Answer: (b) Disagree - and most strongly so.

These people come here to visit, to work or to study in these fair Isles. They correctly present themselves at our borders with a valid national Passport and in most cases a pre-approved Visa.

I just don't understand why we're then forcing them to accept (and presumingly pay for?) yet another official document? Not very welcoming is it?

It's things like this that make me ashamed to be British.

In contrast, many asylum seekers here present themselves without even so much as a passport or birth certificate and so I can only imagine the varieties of fanciful and completely ficticous names appearing on their brand spanking new Government issued official ID cards? And then there are those who never see the inside of an Immigration Office by virtue of having hung to the rear axles of an inbound truck. Arguably the group that perhaps should have an ID card will NEVER actually hold one.

Kerry, we could debate ID cards all day but you'd never win on the basis that they provide any discernable or worthwhile benefit for the public... because they don't! Never have and never will! They ONLY ever benefit a Government; which is why the nanny states of Scandinavia, the Latin law countries, communist, totalitarian and banana republics love them so much. A motley bunch of 'the government always knows best' regimes that I'd sooner we didn't model ourselves on thank you.
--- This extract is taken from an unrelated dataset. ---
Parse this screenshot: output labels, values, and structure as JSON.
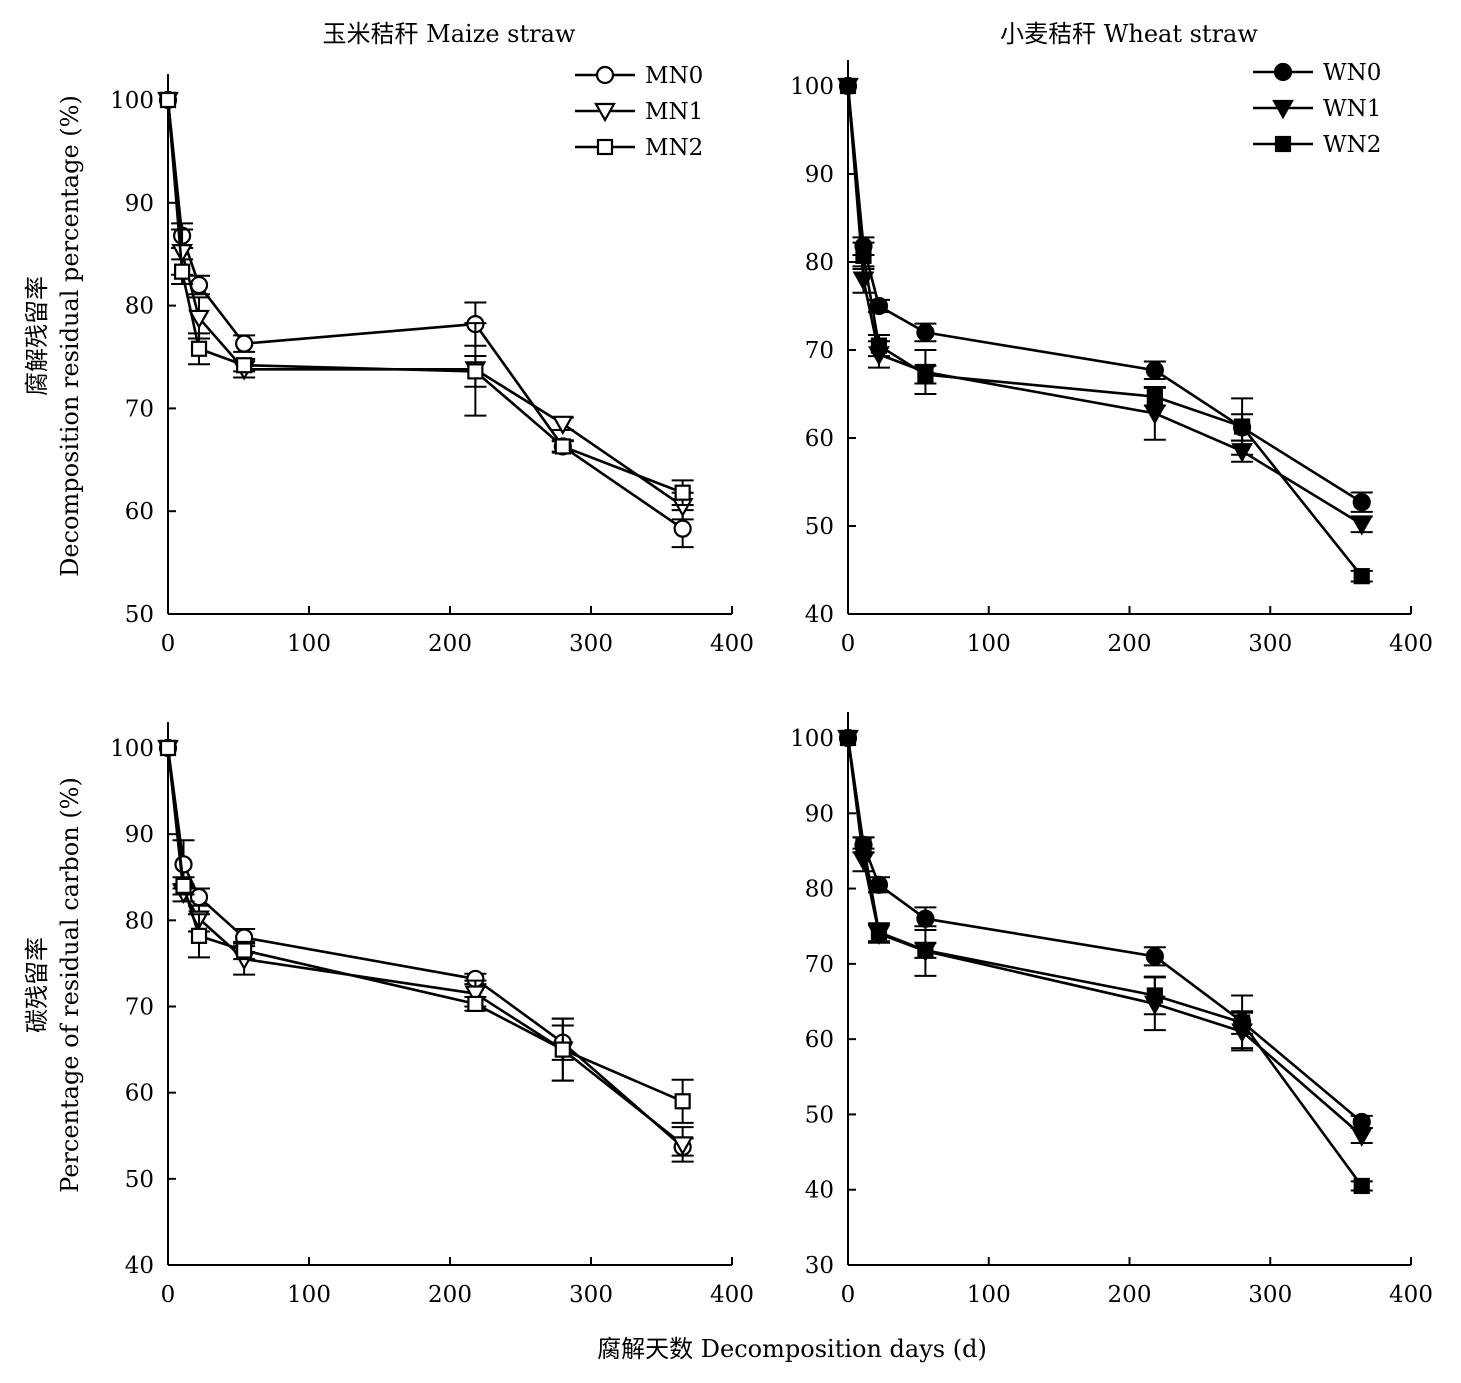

We all know that foreigners here are being issued ID cards simply to satisfy two "political objectives". The first allows the Government to claim they're doing 'something' about immigration (ie, nothing!) and the second is a salami slicing exercise; first the airport workers, then the foreigners, then passport applicants, then benefit claimants, driving licence renewals and finally, "Oooh look, lets make it compulsory now because most people have one anyway". Its an entirely dishonest enterprise and I'd suspect anyone who cannot see it for what it is.

You do know that's what they are doing don't you Kerry? Question is, what are you going to do about it?

[I don't even know why I'm asking because despite answering several of your questions at length over the past few weeks, you've yet to answer a single one of mine?]

Now, I'm not a Libertarian as such but I'd wager many wouldn't disagree with my point of view?

Nor am I in any sense a racist or xenophobic - a partner who is both a national of another country and another race should extinguish that notion.

But isn't it odd that its Labour that is forcing ID cards upon foreigners? I've yet to hear anyone of the libertarian persuasion call for such a draconian step!

Isn't it also a little worrying how readily the Left reaches for the 'R' word? Perhaps you think we should all be rounded up and put into camps, you know, just to be sure?

The conundrum Kerry, is that you should be looking inwards for your answers not outwards.

Anonymous said...

This obsession Labour have with dividing us all into little groups shows where the xenophobia lies I think.

Thatcher's Child said...

What a clever question - regardless of how it is answered, it legitimizes your daft term - xenophobic libertarian.

It is almost as stupid as calling the BNP a right wing party when they are the just xenophobic old labour left wing socialists.

The idea of Libertarianism is that governments shouldn't limit people's actions unless it negatively effects the lives of others without their consent.
With that definition, it is impossible to find a libertarian who will not only agree that ID cards can be justified. You will also not find one who can justify the idea of xenophobia.

Maybe you should be spending some time learning about politics and ideology, rather than just making it up as you go along - even if that policy has worked for Labour for the past 11 years!

Bristol Dave said...

What a clever question - regardless of how it is answered, it legitimizes your daft term - xenophobic libertarian.

Indeed. It's like the age old question "Have you stopped beating your wife yet?", to which both answers yes and no are not favourable.

The correct answer to give is "mu" which is a Japanese word which means "I can't answer your question as it relies on incorrect assumptions".